Books and reading

Book Review: ‘Cedar Valley’ by Holly Throsby

This is Holly Throsby’s second novel, following her debut Goodwood. Like it’s predecessor, Cedar Valley is set in a small Australian country town. In an interview I heard with Throsby, she admitted that she’d not lived in rural Australia, but is drawn to small towns in her writing. She does capture the feel of small town life very well in this novel.

The book’s plot is an interesting mix of ‘coming of age’ (the story of Benny, a young woman seeking information and connection with her lost, dead mother by returning to the town where her mother once lived) and gentle mystery/police investigation story (local cops trying to figure out the identity and story behind a man who arrives, and dies, in the town on the same day.)

I say ‘gentle’ because this is not a crime novel. There is no blood, no murder weapon, no tense climactic scene. The stories of Benny and the mystery man gently unfold throughout the book. Seemingly unconnected, there is a ribbon of plot that ties them together in the end. The conclusion is nicely done.

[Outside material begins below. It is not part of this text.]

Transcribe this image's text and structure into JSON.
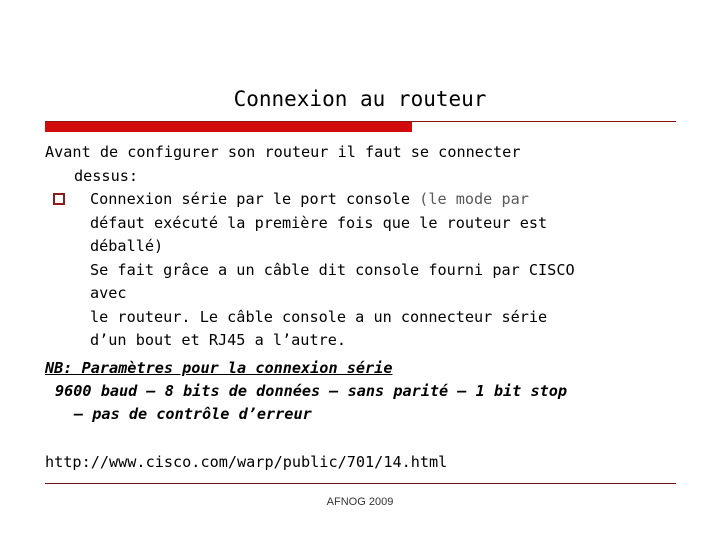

Throsby’s style is almost ‘naive’, if that’s a term that can be used in literature. The book moves slowly, as Benny absorbs the sights, sounds, and people of the town she has come to live in for a while. The mystery plays itself out in a measured, thoughtful way, never taking over from the emotion of Benny and the other characters, but somehow, in odd ways, drawing the town’s population together as they variously try to puzzle out the story of the man who died in front of the Antiques shop.

I enjoyed this book. I read it in between Kristina Olsson’s Shell (slow moving plot but exquisite language) and Charlotte Wood’s The Natural Way of Things (an important but harrowing book). It contrasted nicely with both.